The Ethical Nexus in an Era of Surrogate Machines
In our relentless pursuit of technological advancement, we find ourselves in the midst of creating machines that serve as our proxies in various realms. These surrogates, woven with artificial intelligence, seamlessly mimic our actions and thoughts, blurring the line between human agency and machine execution. As our symbiotic relationship with these creations deepens, questions about identity, autonomy, and the essence of being human take center stage.
Norbert Wiener was a MIT mathematician and philosopher who worked in the field of cybernetics exploring the relationship between machines, humans, and information, and the blurring boundaries between these entities in the future. In his book published in 1950, The Human Use of Human Beings: Cybernetics and Society, he wrote:
“The machine like the djinee... will in no way be obliged to make such decisions as we should have made, or will be acceptable to us.
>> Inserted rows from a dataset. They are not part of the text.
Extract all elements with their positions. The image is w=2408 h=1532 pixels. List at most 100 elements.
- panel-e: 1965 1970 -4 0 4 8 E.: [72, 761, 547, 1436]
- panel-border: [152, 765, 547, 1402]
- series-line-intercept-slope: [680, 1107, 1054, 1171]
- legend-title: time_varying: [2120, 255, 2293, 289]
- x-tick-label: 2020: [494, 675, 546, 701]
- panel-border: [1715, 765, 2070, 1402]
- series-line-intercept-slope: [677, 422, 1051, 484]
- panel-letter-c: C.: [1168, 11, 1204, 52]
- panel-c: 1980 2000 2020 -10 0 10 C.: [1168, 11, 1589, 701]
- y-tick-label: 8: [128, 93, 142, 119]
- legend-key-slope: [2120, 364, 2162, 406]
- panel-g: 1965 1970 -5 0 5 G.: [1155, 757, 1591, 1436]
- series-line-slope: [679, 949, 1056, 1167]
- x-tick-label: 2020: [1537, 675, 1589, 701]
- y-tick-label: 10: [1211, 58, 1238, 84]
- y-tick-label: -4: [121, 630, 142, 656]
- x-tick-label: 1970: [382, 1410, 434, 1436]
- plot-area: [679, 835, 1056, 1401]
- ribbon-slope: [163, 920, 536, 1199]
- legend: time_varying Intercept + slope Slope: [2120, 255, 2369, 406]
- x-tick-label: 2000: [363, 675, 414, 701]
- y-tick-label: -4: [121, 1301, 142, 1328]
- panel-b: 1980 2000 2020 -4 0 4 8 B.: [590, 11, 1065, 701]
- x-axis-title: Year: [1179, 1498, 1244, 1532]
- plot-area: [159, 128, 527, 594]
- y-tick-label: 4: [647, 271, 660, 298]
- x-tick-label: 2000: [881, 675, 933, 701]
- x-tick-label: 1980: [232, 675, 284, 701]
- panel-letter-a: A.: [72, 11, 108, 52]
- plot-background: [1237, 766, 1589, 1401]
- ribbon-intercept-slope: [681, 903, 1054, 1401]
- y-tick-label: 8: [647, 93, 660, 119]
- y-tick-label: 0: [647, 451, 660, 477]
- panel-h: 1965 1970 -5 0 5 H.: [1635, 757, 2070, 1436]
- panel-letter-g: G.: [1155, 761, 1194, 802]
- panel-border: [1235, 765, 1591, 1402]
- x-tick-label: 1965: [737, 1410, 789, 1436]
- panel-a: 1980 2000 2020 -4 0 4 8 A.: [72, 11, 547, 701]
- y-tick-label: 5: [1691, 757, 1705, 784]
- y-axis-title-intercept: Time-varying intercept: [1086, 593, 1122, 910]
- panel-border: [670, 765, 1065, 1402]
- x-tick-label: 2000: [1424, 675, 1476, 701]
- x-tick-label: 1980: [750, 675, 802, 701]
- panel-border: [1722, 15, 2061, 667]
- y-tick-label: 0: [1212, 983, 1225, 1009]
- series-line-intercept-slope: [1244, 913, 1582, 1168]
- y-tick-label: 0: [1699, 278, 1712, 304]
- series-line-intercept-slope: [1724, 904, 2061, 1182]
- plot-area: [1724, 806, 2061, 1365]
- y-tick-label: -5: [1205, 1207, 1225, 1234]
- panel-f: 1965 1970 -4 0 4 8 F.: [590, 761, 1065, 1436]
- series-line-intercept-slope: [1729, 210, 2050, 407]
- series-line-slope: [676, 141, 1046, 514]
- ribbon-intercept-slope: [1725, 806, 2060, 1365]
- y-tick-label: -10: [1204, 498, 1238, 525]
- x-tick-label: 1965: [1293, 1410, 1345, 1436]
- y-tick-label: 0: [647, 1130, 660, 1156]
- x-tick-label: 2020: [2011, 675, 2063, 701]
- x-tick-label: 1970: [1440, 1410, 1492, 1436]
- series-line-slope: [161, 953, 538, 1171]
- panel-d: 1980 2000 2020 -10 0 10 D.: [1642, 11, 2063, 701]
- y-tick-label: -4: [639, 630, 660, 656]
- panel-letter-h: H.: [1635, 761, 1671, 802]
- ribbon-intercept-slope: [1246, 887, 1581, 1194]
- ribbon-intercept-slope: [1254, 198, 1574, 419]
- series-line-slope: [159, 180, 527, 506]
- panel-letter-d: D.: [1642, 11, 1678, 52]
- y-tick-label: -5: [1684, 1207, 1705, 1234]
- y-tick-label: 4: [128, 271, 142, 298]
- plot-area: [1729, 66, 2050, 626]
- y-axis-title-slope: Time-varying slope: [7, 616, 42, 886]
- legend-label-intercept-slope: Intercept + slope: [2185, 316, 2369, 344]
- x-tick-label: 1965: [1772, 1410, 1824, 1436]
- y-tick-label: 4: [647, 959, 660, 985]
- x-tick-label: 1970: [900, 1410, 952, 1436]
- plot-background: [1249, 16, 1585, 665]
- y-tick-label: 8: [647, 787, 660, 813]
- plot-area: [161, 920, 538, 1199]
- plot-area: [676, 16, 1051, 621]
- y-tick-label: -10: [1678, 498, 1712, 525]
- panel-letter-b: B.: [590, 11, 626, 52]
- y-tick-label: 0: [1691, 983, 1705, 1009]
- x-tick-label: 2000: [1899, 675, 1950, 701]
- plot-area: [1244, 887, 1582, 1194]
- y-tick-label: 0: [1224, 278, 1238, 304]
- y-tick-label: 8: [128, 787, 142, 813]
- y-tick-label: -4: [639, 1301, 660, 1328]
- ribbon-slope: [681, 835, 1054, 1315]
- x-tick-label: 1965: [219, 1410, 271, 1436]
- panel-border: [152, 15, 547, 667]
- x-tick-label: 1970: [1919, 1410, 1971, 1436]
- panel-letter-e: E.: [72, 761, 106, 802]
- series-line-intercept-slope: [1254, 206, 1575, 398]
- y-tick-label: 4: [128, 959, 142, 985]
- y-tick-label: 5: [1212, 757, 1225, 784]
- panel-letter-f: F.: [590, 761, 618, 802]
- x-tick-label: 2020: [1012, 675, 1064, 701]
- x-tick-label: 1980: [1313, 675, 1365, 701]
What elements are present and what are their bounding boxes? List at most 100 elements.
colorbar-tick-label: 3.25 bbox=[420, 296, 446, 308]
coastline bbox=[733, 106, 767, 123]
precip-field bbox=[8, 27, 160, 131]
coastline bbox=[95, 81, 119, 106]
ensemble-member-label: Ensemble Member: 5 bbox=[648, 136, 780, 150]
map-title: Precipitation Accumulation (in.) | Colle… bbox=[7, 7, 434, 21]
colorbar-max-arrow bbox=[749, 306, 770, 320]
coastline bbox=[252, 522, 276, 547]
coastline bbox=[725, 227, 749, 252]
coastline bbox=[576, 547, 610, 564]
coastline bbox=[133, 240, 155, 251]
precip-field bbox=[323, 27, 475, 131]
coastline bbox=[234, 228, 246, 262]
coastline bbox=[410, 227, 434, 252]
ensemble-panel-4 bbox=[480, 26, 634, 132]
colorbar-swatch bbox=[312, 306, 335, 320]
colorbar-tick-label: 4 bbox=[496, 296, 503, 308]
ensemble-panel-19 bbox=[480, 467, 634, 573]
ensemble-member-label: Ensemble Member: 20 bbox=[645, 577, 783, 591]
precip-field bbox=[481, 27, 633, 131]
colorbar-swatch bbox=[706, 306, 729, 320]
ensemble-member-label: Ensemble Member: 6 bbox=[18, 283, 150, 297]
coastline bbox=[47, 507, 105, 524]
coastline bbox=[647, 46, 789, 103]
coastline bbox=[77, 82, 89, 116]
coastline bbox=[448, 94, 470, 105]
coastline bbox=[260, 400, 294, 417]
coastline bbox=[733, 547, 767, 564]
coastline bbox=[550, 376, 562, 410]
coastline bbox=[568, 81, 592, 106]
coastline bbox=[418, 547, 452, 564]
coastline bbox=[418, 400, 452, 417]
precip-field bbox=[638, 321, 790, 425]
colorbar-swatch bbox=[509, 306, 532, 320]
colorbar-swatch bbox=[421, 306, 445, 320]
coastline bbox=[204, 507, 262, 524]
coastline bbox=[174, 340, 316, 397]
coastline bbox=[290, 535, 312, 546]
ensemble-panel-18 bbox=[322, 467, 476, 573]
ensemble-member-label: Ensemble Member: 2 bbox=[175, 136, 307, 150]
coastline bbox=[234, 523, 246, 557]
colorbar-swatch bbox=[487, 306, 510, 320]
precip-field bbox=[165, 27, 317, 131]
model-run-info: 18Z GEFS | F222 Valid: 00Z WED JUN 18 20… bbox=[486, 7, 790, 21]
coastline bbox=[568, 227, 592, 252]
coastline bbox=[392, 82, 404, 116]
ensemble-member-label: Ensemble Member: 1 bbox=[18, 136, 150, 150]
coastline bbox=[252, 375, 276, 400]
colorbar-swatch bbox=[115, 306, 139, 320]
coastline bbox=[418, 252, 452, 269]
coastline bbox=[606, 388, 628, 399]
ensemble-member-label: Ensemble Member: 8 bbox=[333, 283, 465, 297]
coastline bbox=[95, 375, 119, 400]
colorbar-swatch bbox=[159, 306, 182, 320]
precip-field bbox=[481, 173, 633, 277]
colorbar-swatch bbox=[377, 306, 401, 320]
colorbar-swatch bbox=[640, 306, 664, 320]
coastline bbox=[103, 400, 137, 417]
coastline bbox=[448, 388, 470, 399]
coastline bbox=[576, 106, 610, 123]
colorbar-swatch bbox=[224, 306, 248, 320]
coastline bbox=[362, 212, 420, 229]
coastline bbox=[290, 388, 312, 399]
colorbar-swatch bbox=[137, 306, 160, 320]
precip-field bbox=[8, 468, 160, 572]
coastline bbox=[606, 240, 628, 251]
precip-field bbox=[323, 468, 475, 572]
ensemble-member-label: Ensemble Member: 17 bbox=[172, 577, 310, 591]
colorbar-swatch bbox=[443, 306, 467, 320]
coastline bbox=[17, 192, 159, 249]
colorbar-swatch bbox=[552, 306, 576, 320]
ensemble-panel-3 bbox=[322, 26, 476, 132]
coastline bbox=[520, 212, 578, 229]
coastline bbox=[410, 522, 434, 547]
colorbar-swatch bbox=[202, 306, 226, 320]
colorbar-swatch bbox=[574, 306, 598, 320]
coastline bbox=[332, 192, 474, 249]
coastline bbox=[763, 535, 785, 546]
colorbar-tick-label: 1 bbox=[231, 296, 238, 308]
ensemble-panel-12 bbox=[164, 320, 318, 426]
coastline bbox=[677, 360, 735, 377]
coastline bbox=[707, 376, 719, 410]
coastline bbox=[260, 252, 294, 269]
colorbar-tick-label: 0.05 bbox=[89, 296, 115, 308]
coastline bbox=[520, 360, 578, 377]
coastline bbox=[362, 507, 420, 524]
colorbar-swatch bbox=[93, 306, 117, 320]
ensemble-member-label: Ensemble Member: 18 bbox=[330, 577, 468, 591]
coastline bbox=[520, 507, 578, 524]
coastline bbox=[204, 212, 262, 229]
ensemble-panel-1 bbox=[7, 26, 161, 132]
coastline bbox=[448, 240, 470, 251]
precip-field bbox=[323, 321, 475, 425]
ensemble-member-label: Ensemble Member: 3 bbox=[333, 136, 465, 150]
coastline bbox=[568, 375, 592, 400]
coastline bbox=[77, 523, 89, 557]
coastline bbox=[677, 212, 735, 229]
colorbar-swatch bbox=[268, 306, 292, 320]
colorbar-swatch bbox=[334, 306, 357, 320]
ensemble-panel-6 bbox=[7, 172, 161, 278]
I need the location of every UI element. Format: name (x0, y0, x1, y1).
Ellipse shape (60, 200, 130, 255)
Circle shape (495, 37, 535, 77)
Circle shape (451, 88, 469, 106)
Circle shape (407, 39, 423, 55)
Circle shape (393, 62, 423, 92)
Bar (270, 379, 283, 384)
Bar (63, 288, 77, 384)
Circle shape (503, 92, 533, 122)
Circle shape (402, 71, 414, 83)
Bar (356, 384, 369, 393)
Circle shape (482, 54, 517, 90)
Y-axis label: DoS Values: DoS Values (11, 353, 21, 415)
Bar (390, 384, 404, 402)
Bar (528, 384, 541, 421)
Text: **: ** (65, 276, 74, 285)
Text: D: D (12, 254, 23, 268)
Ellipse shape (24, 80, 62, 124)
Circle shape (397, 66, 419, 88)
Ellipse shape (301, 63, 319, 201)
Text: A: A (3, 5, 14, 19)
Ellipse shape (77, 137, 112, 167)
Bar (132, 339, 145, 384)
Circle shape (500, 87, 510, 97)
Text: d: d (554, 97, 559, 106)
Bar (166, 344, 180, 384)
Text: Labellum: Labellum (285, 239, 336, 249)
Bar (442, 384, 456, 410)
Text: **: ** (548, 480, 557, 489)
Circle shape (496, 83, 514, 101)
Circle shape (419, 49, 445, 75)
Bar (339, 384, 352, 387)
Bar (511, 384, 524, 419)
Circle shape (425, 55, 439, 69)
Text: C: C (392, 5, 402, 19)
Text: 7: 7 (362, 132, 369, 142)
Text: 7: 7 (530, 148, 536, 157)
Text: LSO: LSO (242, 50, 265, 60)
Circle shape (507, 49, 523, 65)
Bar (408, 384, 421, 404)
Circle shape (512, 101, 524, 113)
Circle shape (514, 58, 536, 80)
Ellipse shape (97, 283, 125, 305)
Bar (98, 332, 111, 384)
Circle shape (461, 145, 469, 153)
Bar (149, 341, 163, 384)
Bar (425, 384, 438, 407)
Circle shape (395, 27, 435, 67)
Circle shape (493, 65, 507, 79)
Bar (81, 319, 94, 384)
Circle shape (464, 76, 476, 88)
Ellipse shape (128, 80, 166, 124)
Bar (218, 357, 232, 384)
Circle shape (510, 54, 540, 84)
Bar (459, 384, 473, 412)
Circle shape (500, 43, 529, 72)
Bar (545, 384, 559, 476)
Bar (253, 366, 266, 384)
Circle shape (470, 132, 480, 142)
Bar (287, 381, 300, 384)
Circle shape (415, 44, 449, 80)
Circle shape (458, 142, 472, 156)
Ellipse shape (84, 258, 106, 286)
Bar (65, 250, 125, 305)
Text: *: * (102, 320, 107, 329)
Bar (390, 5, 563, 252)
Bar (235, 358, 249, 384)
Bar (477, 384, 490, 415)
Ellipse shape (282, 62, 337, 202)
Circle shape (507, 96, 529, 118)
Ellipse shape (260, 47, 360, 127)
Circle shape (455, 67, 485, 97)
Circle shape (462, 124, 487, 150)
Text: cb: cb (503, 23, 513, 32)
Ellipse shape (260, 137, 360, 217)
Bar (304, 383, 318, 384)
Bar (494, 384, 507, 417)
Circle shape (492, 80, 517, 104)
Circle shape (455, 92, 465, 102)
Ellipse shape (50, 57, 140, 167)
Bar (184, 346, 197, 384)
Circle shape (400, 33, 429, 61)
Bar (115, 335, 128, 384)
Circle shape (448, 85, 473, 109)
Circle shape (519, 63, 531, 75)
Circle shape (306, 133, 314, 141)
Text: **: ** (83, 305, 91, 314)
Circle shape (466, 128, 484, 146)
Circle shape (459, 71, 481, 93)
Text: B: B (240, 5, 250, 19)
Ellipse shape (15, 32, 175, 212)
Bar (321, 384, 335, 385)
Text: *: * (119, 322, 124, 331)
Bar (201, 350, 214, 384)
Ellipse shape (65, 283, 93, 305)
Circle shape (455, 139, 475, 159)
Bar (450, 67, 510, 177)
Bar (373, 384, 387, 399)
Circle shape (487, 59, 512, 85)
For the man who is not aware of this, to throw the problem of his responsibility on the machine...is to cast his responsibility to the winds, and to find it coming back seated on the whirlwind.”
He raised early warnings regarding intelligent machines and advocated for increased moral and societal accountability among scientists and technologists in an era marked by rapidly expanding capabilities for both constructive and potentially harmful endeavors. He further mentioned:
“ No person should calmly transfer to the machine made in his own image the responsibility for his choice of good and evil, without continuing to accept a full responsibility for that choice.”
Today, these learnings are even more important as we use technologies such as Large Lange Models (LLMs) powered Chatbots, recommender systems built into social media platforms that make choices on which post to read, what music to listen to and events we should go to. These technologies make decisions on our behalf.
There is a need for these surrogate machines to internalize the human values that vary based on the society they operate in. As these surrogate machines continue to play pivotal roles in our lives, the imperative arises for them to assimilate the spectrum of human values inherent to the societies they engage with. By embracing and adapting to these varying values, they can navigate the diversity of cultural nuances and foster harmonious interactions between humans and technology.
The future
Norbert Wiener's evocative notion of a "machine of flesh and blood" encapsulates the enigmatic intersection of human and machine. In this intricate dance, the boundaries blur, leaving us to ponder the elusive demarcation between the mechanical and the human. As these two entities converge, we grapple with a profound uncertainty, questioning where one entity fades into the other, and a new paradigm of existence emerges.